Walton once observed a national organization that acquired another entity, and after two years the CEO still didn’t have any executive dashboards — which means a lack of visibility into the performance metrics. The CEO hen issued what was effectively a mandate to the acquiring organization: Get this done within three months, or else.

Thus began a flurry of activity to et the dashboard situation straightened out, which is not where an organization wants to be. Proactive planning is essential, yet Walton doesn’t see a lot of that in healthcare.

“I’ve never seen an organization proactively plan for this,” he said. “That doesn’t mean it’s not happening, but in my experience I haven’t seen it.”

In the meantime, mergers and acquisitions keep happening. Even if merging organizations become aware of the problem and factor that into their decision-making there’s another issue to consider.

“Another extremely significant problem is data quality and information consistency,” said Walton. “That problem really is not universally dealt with, in healthcare or for that matter other industries. It’s almost like they’ve learned to live with it. It’s almost like we need a call to arms or something. You’re almost certainly going to have the need for an analytics framework that will apply the data to your standards.”

The data in question could encompass missing or clinically inappropriate data. Quality, in this case, has to do with the cleanliness of the data. In terms of consistency, a good example would be something like average length of stay. There’s an opportunity to ensure that the right data ownership and stewardship is in place.

Importantly, it’s primarily a business solution. It’s possible that one of the merging entities has a data governance strategy, but all too often that strategy was launched by the IT department — which is not where an organization wants to be, said Walton, because it’s primarily a business problem rather than one that’s purely technical.

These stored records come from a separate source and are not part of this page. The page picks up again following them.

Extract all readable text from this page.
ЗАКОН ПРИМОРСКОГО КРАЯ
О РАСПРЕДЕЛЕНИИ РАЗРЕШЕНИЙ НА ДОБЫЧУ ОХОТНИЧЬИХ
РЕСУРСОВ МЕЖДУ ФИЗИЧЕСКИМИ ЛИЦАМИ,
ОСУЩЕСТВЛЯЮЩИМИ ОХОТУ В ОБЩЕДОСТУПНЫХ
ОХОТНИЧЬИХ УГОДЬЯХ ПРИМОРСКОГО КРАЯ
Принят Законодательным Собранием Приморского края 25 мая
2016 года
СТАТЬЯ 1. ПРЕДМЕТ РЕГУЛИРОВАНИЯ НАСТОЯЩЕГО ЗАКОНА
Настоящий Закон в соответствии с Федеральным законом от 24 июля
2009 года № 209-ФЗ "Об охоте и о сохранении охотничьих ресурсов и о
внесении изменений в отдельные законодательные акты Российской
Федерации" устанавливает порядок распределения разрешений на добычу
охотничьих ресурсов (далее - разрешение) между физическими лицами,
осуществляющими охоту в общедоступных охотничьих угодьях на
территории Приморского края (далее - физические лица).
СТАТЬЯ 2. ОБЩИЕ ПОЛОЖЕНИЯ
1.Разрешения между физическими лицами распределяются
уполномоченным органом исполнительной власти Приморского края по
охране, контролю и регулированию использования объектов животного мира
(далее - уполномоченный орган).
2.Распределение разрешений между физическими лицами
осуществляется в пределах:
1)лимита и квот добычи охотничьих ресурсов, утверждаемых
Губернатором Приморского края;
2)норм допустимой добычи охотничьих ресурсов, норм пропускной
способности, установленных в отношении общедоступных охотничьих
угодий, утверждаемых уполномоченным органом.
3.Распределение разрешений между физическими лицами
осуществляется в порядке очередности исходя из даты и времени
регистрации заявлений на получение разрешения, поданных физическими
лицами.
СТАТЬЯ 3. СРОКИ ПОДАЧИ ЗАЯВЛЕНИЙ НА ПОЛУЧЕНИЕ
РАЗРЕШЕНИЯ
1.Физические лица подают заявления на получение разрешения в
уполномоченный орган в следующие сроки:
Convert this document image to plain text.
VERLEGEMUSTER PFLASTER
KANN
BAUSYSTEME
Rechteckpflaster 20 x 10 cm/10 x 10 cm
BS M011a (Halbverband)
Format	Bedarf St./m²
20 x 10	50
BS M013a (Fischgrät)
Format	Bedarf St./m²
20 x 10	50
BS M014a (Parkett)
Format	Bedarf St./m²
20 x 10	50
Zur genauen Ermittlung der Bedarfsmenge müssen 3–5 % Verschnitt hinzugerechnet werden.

Data governance is a very well-known concept, but people struggle with its actual implementation for a number of reasons,” he said. “One, there’s a technical aspect of it, which centers around how we identify data quality issues. What kinds of tools are they going to use to address data quality issues?

“Then there’s establishing ownership of the data, and who are the subject matter experts. And there’s a workflow aspect that most organizations fail to deal with.”

It all starts with the framework. Only then can merging organizations get an appropriate handle on its data and analytics landscape.